Tragic about the cat - and Waymo must improve - but we cannot lose sight of the greater good.
In the U.S., billions of dollars that could be spent on proven ways of solving the problem are instead spend on speculative robotic car development.
Robotic cars are not the only solution. They may eventually be as effective as proven solutions that are offensive to U.S. car supremacists, but as of today, robotic cars have proven only to be better than untrained, inattentive U.S. drivers and the life-threatening domestic policies that enable them. Robotic cars aren’t trying to solve the problem; they’re trying to capture spending on the problem. If transportation policy magically changed overnight to force immediate, funded implementation of proven safety processes from other countries, the excuses given for Waymo and others to beta-test their “these fatalities are a necessary accident in service of zero deaths” robotic vehicles would no longer hold water.
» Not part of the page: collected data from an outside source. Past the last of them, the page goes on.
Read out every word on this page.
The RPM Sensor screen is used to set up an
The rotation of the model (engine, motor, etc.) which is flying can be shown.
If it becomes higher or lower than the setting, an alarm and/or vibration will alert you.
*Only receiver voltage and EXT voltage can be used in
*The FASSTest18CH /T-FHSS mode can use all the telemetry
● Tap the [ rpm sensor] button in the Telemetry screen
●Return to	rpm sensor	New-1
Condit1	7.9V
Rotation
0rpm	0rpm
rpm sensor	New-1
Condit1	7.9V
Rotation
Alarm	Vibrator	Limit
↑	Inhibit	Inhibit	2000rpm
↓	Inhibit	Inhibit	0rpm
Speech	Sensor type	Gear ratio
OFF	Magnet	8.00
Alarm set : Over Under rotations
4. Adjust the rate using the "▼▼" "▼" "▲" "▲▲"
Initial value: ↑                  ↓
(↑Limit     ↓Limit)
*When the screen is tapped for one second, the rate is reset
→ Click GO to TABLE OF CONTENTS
I can't find anything saying waymo has a thermal camera. They aren't expensive- certainly not compared to the LIDAR- and provide extremely discriminated input on "am I about to kill something?" They're not perfect as foul weather and fog are likely to blind thermal- but they shouldn't be driving in suboptimal conditions until they have a track record of safety in optimal ones.
Waymo has experimented with thermal imaging in the past. I've never seen experiments indicating it's a particularly valuable modality for AVs, and high resolution thermal cameras exceed the price of decent LIDAR these days. You can easily spend $10k+ on a FLIR sensor with a pixel count higher than 4 digits.
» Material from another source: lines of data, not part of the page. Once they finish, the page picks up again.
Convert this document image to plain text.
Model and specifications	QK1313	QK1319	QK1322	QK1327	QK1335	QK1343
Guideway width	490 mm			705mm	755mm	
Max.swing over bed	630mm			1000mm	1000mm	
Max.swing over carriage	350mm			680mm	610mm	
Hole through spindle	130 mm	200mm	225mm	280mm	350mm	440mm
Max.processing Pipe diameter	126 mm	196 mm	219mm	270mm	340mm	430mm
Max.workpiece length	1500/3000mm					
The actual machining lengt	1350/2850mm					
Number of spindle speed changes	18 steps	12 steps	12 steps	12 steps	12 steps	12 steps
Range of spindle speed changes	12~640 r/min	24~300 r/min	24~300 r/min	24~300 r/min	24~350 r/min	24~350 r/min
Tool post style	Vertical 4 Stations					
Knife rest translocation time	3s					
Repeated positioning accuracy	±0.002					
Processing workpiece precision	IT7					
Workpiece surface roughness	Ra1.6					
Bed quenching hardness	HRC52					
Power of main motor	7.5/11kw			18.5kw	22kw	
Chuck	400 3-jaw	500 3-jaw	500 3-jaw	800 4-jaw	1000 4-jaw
You imply all human driving is like that one example which is the worse one can come up with, which is not true.
You imply Waymos on the street will take the 20 year old irrational driver out of the road, which is also not true.
And "I did bad but others do worse" is a terrible premise to live by.
The greater good is not served by allowing profit-making machines to use public infrastructure to test lethal machines in.
To be clear, I don't blame the witness for not doing this in the moment. And she probably has figured this out by now, too. I'm mostly pointing out that, as more and more people learn about robot taxis, more people will known how to help in such a situation, which is clearly what she wanted to do.
(It then proceeded to drop me off in a weird back corner spot in Santana Row by a loading dock. Can't have everything.)
I assume once you're close enough or actually under it there's a blind spot. It doesn't seem very good at evading potholes either.
Doesn't matter if shouting at the driver only works some of the time, that's still an infinite improvement over working 0% of the time when there's no driver.
The difference between actual zero and close-to-zero is infinity.
How incredibly fucking callous. :( :( :(
And their attempt to make out like people not having sensors under their vehicles is the same thing is even worse. People tend to have _awareness_ of WTF is around their vehicles because of stuff like this.
That can _sometimes_ not work out well, but it's completely different from Waymo (specifically here) not giving a fuck.
Surely an undercarriage sensor array can be done on the cheap (engineering and retrofits aside) due to the required sensing distance being quite short.
Off the top of my head, it sounds like an area where ultrasonics and cameras would actually excel at (as opposed to replacing LIDAR for core functionality, which doesn't work very well as we've found out).
End of the day it's way cheaper than lawsuits.